Khalil is a Cairo-based journalist who reports on the Middle East for a variety of Western publications. While it’s impressive that he has published “Liberation Square” before the one-year anniversary of the uprising, it’s not unusual. Reporters routinely crank out quickie books on major news events, and these tend to be rushed and lumpy creations, nearly as ephemeral as the newspaper stories on which they’re based. What’s remarkable about “Liberation Square” is how good it is, how well written, how perfectly calibrated in its amounts of background, commentary and prognostication — and above all how thrilling it is to read.
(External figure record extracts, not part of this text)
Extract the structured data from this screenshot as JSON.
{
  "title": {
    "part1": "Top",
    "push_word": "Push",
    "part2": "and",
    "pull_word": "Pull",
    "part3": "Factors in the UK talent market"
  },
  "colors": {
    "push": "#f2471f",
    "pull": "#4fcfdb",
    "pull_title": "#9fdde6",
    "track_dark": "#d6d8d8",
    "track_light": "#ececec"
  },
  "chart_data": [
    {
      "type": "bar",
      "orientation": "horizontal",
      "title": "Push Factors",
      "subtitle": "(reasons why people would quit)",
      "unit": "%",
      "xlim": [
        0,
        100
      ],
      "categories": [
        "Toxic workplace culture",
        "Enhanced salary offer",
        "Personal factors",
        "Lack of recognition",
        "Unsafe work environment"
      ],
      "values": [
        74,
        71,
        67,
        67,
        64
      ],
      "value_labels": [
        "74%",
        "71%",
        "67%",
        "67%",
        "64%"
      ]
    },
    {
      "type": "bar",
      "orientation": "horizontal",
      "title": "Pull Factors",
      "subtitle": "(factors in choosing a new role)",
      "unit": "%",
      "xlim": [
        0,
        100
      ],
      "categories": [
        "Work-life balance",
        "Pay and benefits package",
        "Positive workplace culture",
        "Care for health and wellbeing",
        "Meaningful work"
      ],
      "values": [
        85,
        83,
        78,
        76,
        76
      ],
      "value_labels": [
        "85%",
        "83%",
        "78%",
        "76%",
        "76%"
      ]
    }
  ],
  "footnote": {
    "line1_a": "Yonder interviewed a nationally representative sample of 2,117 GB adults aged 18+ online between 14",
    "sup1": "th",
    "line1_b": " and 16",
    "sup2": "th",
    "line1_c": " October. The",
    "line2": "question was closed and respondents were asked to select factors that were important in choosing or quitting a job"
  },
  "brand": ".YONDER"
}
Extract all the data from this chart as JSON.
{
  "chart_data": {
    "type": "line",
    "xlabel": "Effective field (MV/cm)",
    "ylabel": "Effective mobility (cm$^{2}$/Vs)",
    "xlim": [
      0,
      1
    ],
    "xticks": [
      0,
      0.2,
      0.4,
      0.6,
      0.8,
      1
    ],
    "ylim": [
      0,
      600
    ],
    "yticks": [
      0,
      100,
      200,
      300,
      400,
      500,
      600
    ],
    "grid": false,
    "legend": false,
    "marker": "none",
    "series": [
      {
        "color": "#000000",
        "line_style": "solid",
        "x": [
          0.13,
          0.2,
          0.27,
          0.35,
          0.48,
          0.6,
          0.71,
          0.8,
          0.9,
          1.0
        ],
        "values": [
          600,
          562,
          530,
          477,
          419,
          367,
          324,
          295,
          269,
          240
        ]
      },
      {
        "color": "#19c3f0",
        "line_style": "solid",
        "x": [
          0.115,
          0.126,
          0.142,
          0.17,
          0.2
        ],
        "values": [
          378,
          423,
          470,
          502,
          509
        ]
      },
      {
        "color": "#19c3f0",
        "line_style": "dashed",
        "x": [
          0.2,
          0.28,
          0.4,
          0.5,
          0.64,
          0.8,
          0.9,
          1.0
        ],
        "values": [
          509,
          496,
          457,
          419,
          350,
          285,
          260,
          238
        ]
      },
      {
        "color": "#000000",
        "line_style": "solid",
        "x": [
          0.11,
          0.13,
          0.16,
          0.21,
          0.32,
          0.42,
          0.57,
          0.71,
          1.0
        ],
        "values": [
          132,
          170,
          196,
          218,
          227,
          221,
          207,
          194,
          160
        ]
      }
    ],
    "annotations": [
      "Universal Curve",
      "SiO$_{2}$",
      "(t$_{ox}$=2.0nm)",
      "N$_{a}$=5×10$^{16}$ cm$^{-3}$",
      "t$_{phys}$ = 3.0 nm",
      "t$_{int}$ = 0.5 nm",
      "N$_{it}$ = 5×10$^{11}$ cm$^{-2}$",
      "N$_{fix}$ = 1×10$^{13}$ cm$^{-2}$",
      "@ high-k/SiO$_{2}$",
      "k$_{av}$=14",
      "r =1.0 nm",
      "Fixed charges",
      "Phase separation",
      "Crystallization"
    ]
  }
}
“Liberation Square” is also far from impartial, though I doubt there are many readers who will fault it for that. As a longtime Cairene, Khalil is able to quickly and vividly sketch the mindset of his countrymen as, a mere year ago, they faced the demoralizing prospect of Mubarak’s son, Gamal, continuing his father’s nepotistic, kleptocratic style of governance into the foreseeable future. He knows the jokes they told and the shame they felt — as a nation of famously “clever, resourceful and resilient” people, inheritors of an ancient and storied civilization — at being dominated by a pack of bullies, liars and incompetents.